Durante a construção do enorme "super esgoto" de Londres, os arqueólogos descobriram algo incomum na lama: um esqueleto de 500 anos de idade de um homem ainda usando suas botas de couro na altura da coxa.
O Museu de Arqueologia de Londres (MOLA) anunciou esta semana que o esqueleto foi descoberto nas margens do Tamisa, perto de uma curva no rio a jusante da Torre de Londres.
"Ao estudar as botas, conseguimos obter uma visão fascinante da vida cotidiana de um homem que viveu há 500 anos", disse Beth Richardson, especialista em achados que analisa artefatos do MOLA Headland, um consórcio de arqueólogos. "Eles nos ajudaram a entender melhor como ele pode ter vivido em condições perigosas e difíceis, mas também como ele pode ter morrido. Foi um privilégio poder estudar algo tão raro e tão pessoal".
As botas enegrecidas tinham algumas características personalizadas: eram reforçadas com solas extras e recheadas com um material musgoso, talvez para aquecimento ou melhor ajuste. Com base no estilo da bota, os pesquisadores pensam que esse homem morreu no final do século XV ou início do século XVI.

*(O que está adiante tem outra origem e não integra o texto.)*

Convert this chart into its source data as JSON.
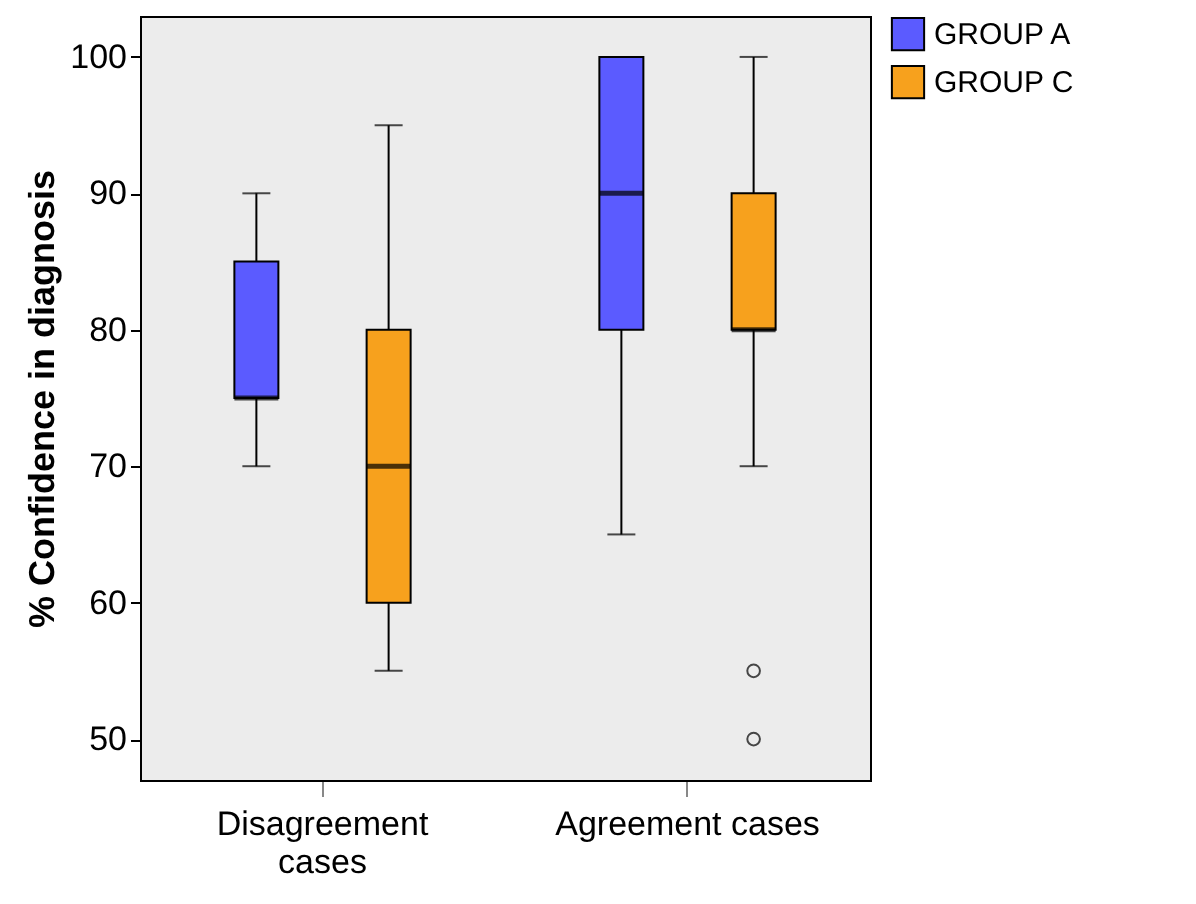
{
  "chart_data": {
    "type": "box",
    "ylabel": "% Confidence in diagnosis",
    "categories": [
      "Disagreement cases",
      "Agreement cases"
    ],
    "series": [
      {
        "name": "GROUP A",
        "color": "#5b5bff",
        "boxes": [
          {
            "low": 70,
            "q1": 75,
            "median": 75,
            "q3": 85,
            "high": 90
          },
          {
            "low": 65,
            "q1": 80,
            "median": 90,
            "q3": 100,
            "high": 100
          }
        ]
      },
      {
        "name": "GROUP C",
        "color": "#f7a11d",
        "boxes": [
          {
            "low": 55,
            "q1": 60,
            "median": 70,
            "q3": 80,
            "high": 95
          },
          {
            "low": 70,
            "q1": 80,
            "median": 80,
            "q3": 90,
            "high": 100,
            "outliers": [
              55,
              50
            ]
          }
        ]
      }
    ],
    "ylim": [
      47,
      103
    ],
    "yticks": [
      50,
      60,
      70,
      80,
      90,
      100
    ],
    "grid": false,
    "legend": "top right"
  }
}
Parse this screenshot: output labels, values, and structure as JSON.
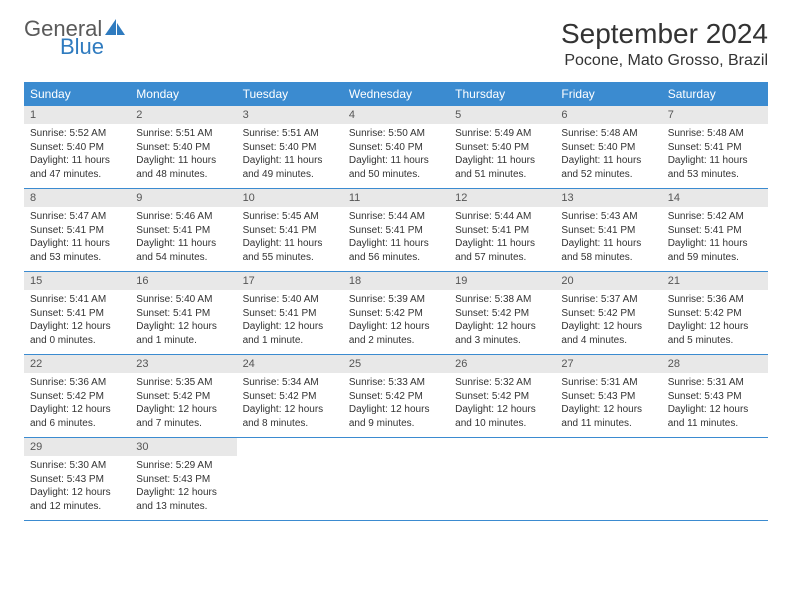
{
  "logo": {
    "general": "General",
    "blue": "Blue"
  },
  "title": "September 2024",
  "location": "Pocone, Mato Grosso, Brazil",
  "colors": {
    "header_bg": "#3b8bd0",
    "header_text": "#ffffff",
    "daynum_bg": "#e8e8e8",
    "week_border": "#3b8bd0",
    "logo_gray": "#5a5a5a",
    "logo_blue": "#2f7bbf"
  },
  "day_labels": [
    "Sunday",
    "Monday",
    "Tuesday",
    "Wednesday",
    "Thursday",
    "Friday",
    "Saturday"
  ],
  "weeks": [
    [
      {
        "n": "1",
        "sr": "Sunrise: 5:52 AM",
        "ss": "Sunset: 5:40 PM",
        "dl": "Daylight: 11 hours and 47 minutes."
      },
      {
        "n": "2",
        "sr": "Sunrise: 5:51 AM",
        "ss": "Sunset: 5:40 PM",
        "dl": "Daylight: 11 hours and 48 minutes."
      },
      {
        "n": "3",
        "sr": "Sunrise: 5:51 AM",
        "ss": "Sunset: 5:40 PM",
        "dl": "Daylight: 11 hours and 49 minutes."
      },
      {
        "n": "4",
        "sr": "Sunrise: 5:50 AM",
        "ss": "Sunset: 5:40 PM",
        "dl": "Daylight: 11 hours and 50 minutes."
      },
      {
        "n": "5",
        "sr": "Sunrise: 5:49 AM",
        "ss": "Sunset: 5:40 PM",
        "dl": "Daylight: 11 hours and 51 minutes."
      },
      {
        "n": "6",
        "sr": "Sunrise: 5:48 AM",
        "ss": "Sunset: 5:40 PM",
        "dl": "Daylight: 11 hours and 52 minutes."
      },
      {
        "n": "7",
        "sr": "Sunrise: 5:48 AM",
        "ss": "Sunset: 5:41 PM",
        "dl": "Daylight: 11 hours and 53 minutes."
      }
    ],
    [
      {
        "n": "8",
        "sr": "Sunrise: 5:47 AM",
        "ss": "Sunset: 5:41 PM",
        "dl": "Daylight: 11 hours and 53 minutes."
      },
      {
        "n": "9",
        "sr": "Sunrise: 5:46 AM",
        "ss": "Sunset: 5:41 PM",
        "dl": "Daylight: 11 hours and 54 minutes."
      },
      {
        "n": "10",
        "sr": "Sunrise: 5:45 AM",
        "ss": "Sunset: 5:41 PM",
        "dl": "Daylight: 11 hours and 55 minutes."
      },
      {
        "n": "11",
        "sr": "Sunrise: 5:44 AM",
        "ss": "Sunset: 5:41 PM",
        "dl": "Daylight: 11 hours and 56 minutes."
      },
      {
        "n": "12",
        "sr": "Sunrise: 5:44 AM",
        "ss": "Sunset: 5:41 PM",
        "dl": "Daylight: 11 hours and 57 minutes."
      },
      {
        "n": "13",
        "sr": "Sunrise: 5:43 AM",
        "ss": "Sunset: 5:41 PM",
        "dl": "Daylight: 11 hours and 58 minutes."
      },
      {
        "n": "14",
        "sr": "Sunrise: 5:42 AM",
        "ss": "Sunset: 5:41 PM",
        "dl": "Daylight: 11 hours and 59 minutes."
      }
    ],
    [
      {
        "n": "15",
        "sr": "Sunrise: 5:41 AM",
        "ss": "Sunset: 5:41 PM",
        "dl": "Daylight: 12 hours and 0 minutes."
      },
      {
        "n": "16",
        "sr": "Sunrise: 5:40 AM",
        "ss": "Sunset: 5:41 PM",
        "dl": "Daylight: 12 hours and 1 minute."
      },
      {
        "n": "17",
        "sr": "Sunrise: 5:40 AM",
        "ss": "Sunset: 5:41 PM",
        "dl": "Daylight: 12 hours and 1 minute."
      },
      {
        "n": "18",
        "sr": "Sunrise: 5:39 AM",
        "ss": "Sunset: 5:42 PM",
        "dl": "Daylight: 12 hours and 2 minutes."
      },
      {
        "n": "19",
        "sr": "Sunrise: 5:38 AM",
        "ss": "Sunset: 5:42 PM",
        "dl": "Daylight: 12 hours and 3 minutes."
      },
      {
        "n": "20",
        "sr": "Sunrise: 5:37 AM",
        "ss": "Sunset: 5:42 PM",
        "dl": "Daylight: 12 hours and 4 minutes."
      },
      {
        "n": "21",
        "sr": "Sunrise: 5:36 AM",
        "ss": "Sunset: 5:42 PM",
        "dl": "Daylight: 12 hours and 5 minutes."
      }
    ],
    [
      {
        "n": "22",
        "sr": "Sunrise: 5:36 AM",
        "ss": "Sunset: 5:42 PM",
        "dl": "Daylight: 12 hours and 6 minutes."
      },
      {
        "n": "23",
        "sr": "Sunrise: 5:35 AM",
        "ss": "Sunset: 5:42 PM",
        "dl": "Daylight: 12 hours and 7 minutes."
      },
      {
        "n": "24",
        "sr": "Sunrise: 5:34 AM",
        "ss": "Sunset: 5:42 PM",
        "dl": "Daylight: 12 hours and 8 minutes."
      },
      {
        "n": "25",
        "sr": "Sunrise: 5:33 AM",
        "ss": "Sunset: 5:42 PM",
        "dl": "Daylight: 12 hours and 9 minutes."
      },
      {
        "n": "26",
        "sr": "Sunrise: 5:32 AM",
        "ss": "Sunset: 5:42 PM",
        "dl": "Daylight: 12 hours and 10 minutes."
      },
      {
        "n": "27",
        "sr": "Sunrise: 5:31 AM",
        "ss": "Sunset: 5:43 PM",
        "dl": "Daylight: 12 hours and 11 minutes."
      },
      {
        "n": "28",
        "sr": "Sunrise: 5:31 AM",
        "ss": "Sunset: 5:43 PM",
        "dl": "Daylight: 12 hours and 11 minutes."
      }
    ],
    [
      {
        "n": "29",
        "sr": "Sunrise: 5:30 AM",
        "ss": "Sunset: 5:43 PM",
        "dl": "Daylight: 12 hours and 12 minutes."
      },
      {
        "n": "30",
        "sr": "Sunrise: 5:29 AM",
        "ss": "Sunset: 5:43 PM",
        "dl": "Daylight: 12 hours and 13 minutes."
      },
      {
        "n": "",
        "sr": "",
        "ss": "",
        "dl": "",
        "empty": true
      },
      {
        "n": "",
        "sr": "",
        "ss": "",
        "dl": "",
        "empty": true
      },
      {
        "n": "",
        "sr": "",
        "ss": "",
        "dl": "",
        "empty": true
      },
      {
        "n": "",
        "sr": "",
        "ss": "",
        "dl": "",
        "empty": true
      },
      {
        "n": "",
        "sr": "",
        "ss": "",
        "dl": "",
        "empty": true
      }
    ]
  ]
}
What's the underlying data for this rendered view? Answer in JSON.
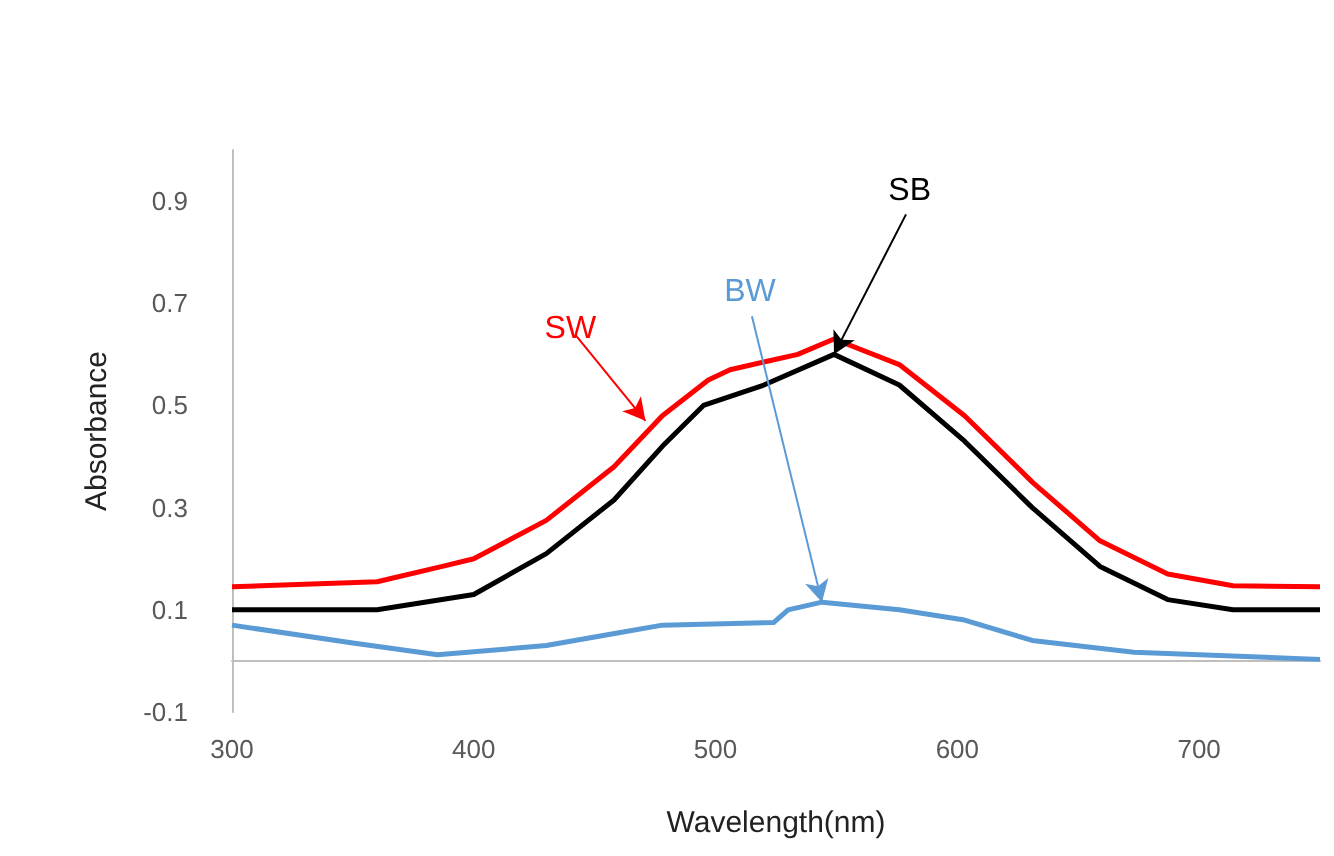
{
  "chart_data": {
    "type": "line",
    "xlabel": "Wavelength(nm)",
    "ylabel": "Absorbance",
    "xlim": [
      300,
      750
    ],
    "xticks": [
      300,
      400,
      500,
      600,
      700
    ],
    "ylim": [
      -0.1,
      1.0
    ],
    "yticks": [
      -0.1,
      0.1,
      0.3,
      0.5,
      0.7,
      0.9
    ],
    "grid": false,
    "marker": "none",
    "line_style": "solid",
    "series": [
      {
        "color": "#ff0000",
        "x": [
          300,
          360,
          387,
          400,
          430,
          458,
          478,
          497,
          506,
          520,
          534,
          549,
          576,
          603,
          631,
          659,
          687,
          714,
          750
        ],
        "values": [
          0.145,
          0.155,
          0.185,
          0.2,
          0.275,
          0.38,
          0.48,
          0.55,
          0.57,
          0.585,
          0.6,
          0.63,
          0.58,
          0.48,
          0.35,
          0.235,
          0.17,
          0.147,
          0.145
        ]
      },
      {
        "color": "#000000",
        "x": [
          300,
          360,
          400,
          430,
          458,
          478,
          495,
          520,
          549,
          576,
          603,
          631,
          659,
          687,
          714,
          750
        ],
        "values": [
          0.1,
          0.1,
          0.13,
          0.21,
          0.315,
          0.42,
          0.5,
          0.54,
          0.6,
          0.54,
          0.43,
          0.3,
          0.185,
          0.12,
          0.1,
          0.1
        ]
      },
      {
        "color": "#5b9bd5",
        "x": [
          300,
          350,
          385,
          430,
          460,
          478,
          524,
          530,
          544,
          576,
          603,
          631,
          673,
          750
        ],
        "values": [
          0.07,
          0.035,
          0.012,
          0.03,
          0.055,
          0.07,
          0.075,
          0.1,
          0.115,
          0.1,
          0.08,
          0.04,
          0.017,
          0.003
        ]
      }
    ],
    "annotations": [
      {
        "text": "SW",
        "x": 471,
        "y": 0.47
      },
      {
        "text": "SB",
        "x": 549,
        "y": 0.6
      },
      {
        "text": "BW",
        "x": 544,
        "y": 0.115
      }
    ]
  }
}
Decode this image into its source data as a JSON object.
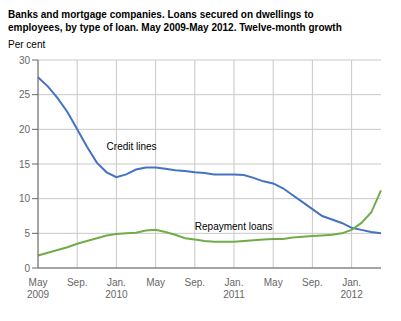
{
  "chart_data": {
    "type": "line",
    "title": "Banks and mortgage companies. Loans secured on dwellings to\nemployees, by type of loan. May 2009-May 2012. Twelve-month growth",
    "y_label": "Per cent",
    "categories": [
      "May\n2009",
      null,
      null,
      null,
      "Sep.",
      null,
      null,
      null,
      "Jan.\n2010",
      null,
      null,
      null,
      "May",
      null,
      null,
      null,
      "Sep.",
      null,
      null,
      null,
      "Jan.\n2011",
      null,
      null,
      null,
      "May",
      null,
      null,
      null,
      "Sep.",
      null,
      null,
      null,
      "Jan.\n2012",
      null,
      null,
      null
    ],
    "series": [
      {
        "name": "Credit lines",
        "color": "#4472C4",
        "values": [
          27.5,
          26.2,
          24.5,
          22.5,
          20.0,
          17.5,
          15.2,
          13.8,
          13.1,
          13.5,
          14.2,
          14.5,
          14.5,
          14.3,
          14.1,
          14.0,
          13.8,
          13.7,
          13.5,
          13.5,
          13.5,
          13.4,
          13.0,
          12.5,
          12.2,
          11.5,
          10.5,
          9.5,
          8.5,
          7.5,
          7.0,
          6.5,
          5.8,
          5.5,
          5.2,
          5.0
        ]
      },
      {
        "name": "Repayment loans",
        "color": "#70AD47",
        "values": [
          1.8,
          2.2,
          2.6,
          3.0,
          3.5,
          3.9,
          4.3,
          4.7,
          4.9,
          5.0,
          5.1,
          5.4,
          5.5,
          5.2,
          4.8,
          4.3,
          4.1,
          3.9,
          3.8,
          3.8,
          3.8,
          3.9,
          4.0,
          4.1,
          4.2,
          4.2,
          4.4,
          4.5,
          4.6,
          4.7,
          4.8,
          5.0,
          5.5,
          6.5,
          8.0,
          11.2
        ]
      }
    ],
    "ylim": [
      0,
      30
    ],
    "yticks": [
      0,
      5,
      10,
      15,
      20,
      25,
      30
    ],
    "grid": true
  }
}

As botas também são uma indicação de que o enterro do homem não foi intencional; botas de couro na época eram muito caras e provavelmente teriam sido recicladas, não enterradas com os mortos. O esqueleto foi encontrado de bruços com os braços abertos sobre a cabeça, outra dica de que seu corpo foi rapidamente coberto de lama após a morte.
Mas sem lesões fatais óbvias visíveis nos ossos, a causa da morte do homem permanece um mistério. Os pesquisadores do MOLA levantaram pelo menos uma possibilidade - que ele caísse na lama, talvez ao subir uma parede a montante, e fosse preso e se afogado. A área onde o homem foi encontrado é uma confluência natural onde materiais se acumulam no rio, disseram os pesquisadores do MOLA.
Os arqueólogos foram capazes de recolher algumas idéias sobre a vida do homem a partir das evidências. Os sulcos desgastados nos dentes podem ter sido causados por uma ação repetitiva - talvez ele fosse um marinheiro ou um pescador que tivesse que passar cordas pelos dentes, especularam os pesquisadores. Aquelas botas de couro na altura da coxa seriam apropriadas para uma vida na água, pois teriam mantido as pernas e os pés de uma pessoa secos enquanto passeavam pela lama do Tamisa.
"Marcas em seu esqueleto nos permitiram oferecer idéias sobre as dores e sofrimentos que ele pode sofrer diariamente, o impacto que seu trabalho causava em seu corpo e até um pouco sobre como ele poderia ser", Niamh Carty, um osteologista do MOLA Headland, disse em comunicado.
Os pesquisadores também acham que o homem, que pode não ter mais de 35 anos, sofria de osteoartrite, talvez causada por trabalho repetitivo e estresse nos ossos.
O Thames Tideway Tunnel é um esgoto de 25 quilômetros de extensão projetado para impedir que o excesso de resíduos no sistema de esgoto de Londres entre no Tâmisa. ("Fatbergs" que entopem os tubos da era vitoriana são um problema recorrente.) Espera-se que o projeto seja concluído por volta de 2024; o enterro foi descoberto durante a construção de um poço onde uma das máquinas de perfuração do túnel estará cavando.
O Tâmisa é às vezes considerado o maior sítio arqueológico de Londres, e o estrume do rio tem encontrado muitas descobertas surpreendentes, desde clubes de madeira neolíticos a pedaços de navios de guerra da era napoleônica. Por mais de 10 anos, o Thames Discovery Program vem organizando grupos de voluntários para procurar artefatos e monitorar restos arqueológicos expostos quando a maré está baixa.
Artigo original sobre Ciência ao vivo.